Seducing with sultry slow jam standout, “Love Inside” and “The Resume,” where he leaks sex innuendo singing of a new job and his lover’s body is the workplace; and “Shine,” a graceful track easily catered for wedding receptions, makes the album a stunner.

From “Heart Crush,” an endearing track dedicated to emotional grief, to “Jeremiah & World Needs More Love,” where the songwriter effortlessly channels D’Angelo with an eerily similar tone, to “The New Cupid,” an explicit-laced track questioning Cupid’s whereabouts featuring Kendrick Lamar, BJ’s passion is hard to ignore. Providing a dynamic landscape of talent, he effectively offers starry-eye passion, slicing through commercial clutter.

With each track, the album surges with vulnerability. This is notable on “Woman’s World,” the opposite of James Brown’s 1968 hit “It’s a Man’s Man’s Man’s World,” where he instead celebrates the power of the woman, to “Home,” a honest ode to the 312. The only time you might hit the skip button is “Crazy,” which gets an E for Effort. Living up to its title, the track is scattered at best and misplaced given its polished neighbors.

The features are spot on.
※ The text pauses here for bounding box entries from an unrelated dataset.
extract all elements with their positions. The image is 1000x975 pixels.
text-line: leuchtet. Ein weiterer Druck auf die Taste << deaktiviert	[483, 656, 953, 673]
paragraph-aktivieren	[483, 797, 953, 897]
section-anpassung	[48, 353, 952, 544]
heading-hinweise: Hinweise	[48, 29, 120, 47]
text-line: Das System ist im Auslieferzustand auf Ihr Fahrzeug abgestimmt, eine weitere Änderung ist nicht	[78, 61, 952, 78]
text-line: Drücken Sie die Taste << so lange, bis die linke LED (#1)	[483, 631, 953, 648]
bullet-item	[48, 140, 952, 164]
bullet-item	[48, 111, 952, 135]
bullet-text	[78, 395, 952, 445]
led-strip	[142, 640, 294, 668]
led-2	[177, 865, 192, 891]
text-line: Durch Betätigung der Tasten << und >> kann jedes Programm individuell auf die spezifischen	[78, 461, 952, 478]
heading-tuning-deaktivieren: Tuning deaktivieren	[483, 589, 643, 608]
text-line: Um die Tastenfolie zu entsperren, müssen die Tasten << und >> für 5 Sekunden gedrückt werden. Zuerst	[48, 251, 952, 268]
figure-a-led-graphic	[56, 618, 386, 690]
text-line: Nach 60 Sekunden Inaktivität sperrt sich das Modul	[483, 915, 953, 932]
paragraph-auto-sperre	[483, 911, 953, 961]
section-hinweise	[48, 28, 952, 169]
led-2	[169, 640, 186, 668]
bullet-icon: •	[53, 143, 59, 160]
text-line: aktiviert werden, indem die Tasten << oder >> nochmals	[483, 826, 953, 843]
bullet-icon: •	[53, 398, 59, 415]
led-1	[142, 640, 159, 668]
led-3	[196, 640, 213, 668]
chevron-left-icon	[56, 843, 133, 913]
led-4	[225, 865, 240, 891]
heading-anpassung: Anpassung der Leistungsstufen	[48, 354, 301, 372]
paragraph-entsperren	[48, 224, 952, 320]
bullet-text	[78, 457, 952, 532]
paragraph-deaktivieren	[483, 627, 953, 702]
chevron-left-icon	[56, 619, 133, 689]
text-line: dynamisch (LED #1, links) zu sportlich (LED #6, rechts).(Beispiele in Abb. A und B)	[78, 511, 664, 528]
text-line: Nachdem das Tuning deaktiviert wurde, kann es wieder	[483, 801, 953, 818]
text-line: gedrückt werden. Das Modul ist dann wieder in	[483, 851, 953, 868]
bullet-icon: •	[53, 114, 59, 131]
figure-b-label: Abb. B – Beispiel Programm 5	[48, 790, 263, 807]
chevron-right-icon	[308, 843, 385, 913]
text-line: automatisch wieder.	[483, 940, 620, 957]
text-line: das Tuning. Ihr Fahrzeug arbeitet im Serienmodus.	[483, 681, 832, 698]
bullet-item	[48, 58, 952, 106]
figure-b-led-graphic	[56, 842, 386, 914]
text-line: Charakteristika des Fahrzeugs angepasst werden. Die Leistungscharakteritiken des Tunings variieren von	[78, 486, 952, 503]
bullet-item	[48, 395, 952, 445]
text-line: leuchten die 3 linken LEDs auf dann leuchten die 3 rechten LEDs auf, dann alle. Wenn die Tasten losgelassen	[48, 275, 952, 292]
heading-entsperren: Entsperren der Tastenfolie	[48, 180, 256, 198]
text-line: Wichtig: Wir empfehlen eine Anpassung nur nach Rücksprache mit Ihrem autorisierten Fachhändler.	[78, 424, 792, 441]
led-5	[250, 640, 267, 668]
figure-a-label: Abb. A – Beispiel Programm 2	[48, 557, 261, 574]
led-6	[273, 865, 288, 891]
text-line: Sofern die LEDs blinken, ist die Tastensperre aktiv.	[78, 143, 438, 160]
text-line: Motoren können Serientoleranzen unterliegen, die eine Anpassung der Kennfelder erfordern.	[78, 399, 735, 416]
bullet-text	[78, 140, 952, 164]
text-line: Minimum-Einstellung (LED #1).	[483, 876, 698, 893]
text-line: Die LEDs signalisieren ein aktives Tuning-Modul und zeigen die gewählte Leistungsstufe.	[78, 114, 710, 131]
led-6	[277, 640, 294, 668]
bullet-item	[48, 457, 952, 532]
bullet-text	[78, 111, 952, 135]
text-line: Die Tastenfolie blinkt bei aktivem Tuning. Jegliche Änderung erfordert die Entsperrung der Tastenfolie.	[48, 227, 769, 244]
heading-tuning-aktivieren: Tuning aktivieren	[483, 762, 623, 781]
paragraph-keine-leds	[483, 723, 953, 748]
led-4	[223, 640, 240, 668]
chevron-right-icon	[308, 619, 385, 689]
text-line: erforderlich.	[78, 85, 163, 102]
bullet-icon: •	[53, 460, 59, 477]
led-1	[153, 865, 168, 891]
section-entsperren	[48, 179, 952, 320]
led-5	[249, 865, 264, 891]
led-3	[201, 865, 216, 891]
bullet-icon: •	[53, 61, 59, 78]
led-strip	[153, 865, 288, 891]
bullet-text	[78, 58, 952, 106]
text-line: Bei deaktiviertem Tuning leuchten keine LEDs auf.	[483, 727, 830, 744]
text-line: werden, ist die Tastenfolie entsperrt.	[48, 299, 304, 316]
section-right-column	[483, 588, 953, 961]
Fellow Chicago artist Chance the Rapper blesses lead single “Church,” Buddy and Constantine assist on one of the few non-wooing tracks “Man Down,” and Isa radiates on “Wait Till the Morning.”

In My Mind is a musical delicacy, sweet for any neo soul lover’s palate. Reviving neo-soul with fluent Hip Hop understanding back to salvation, BJ’s Motown debut is undoubtedly the remedy to what the genre’s been missing.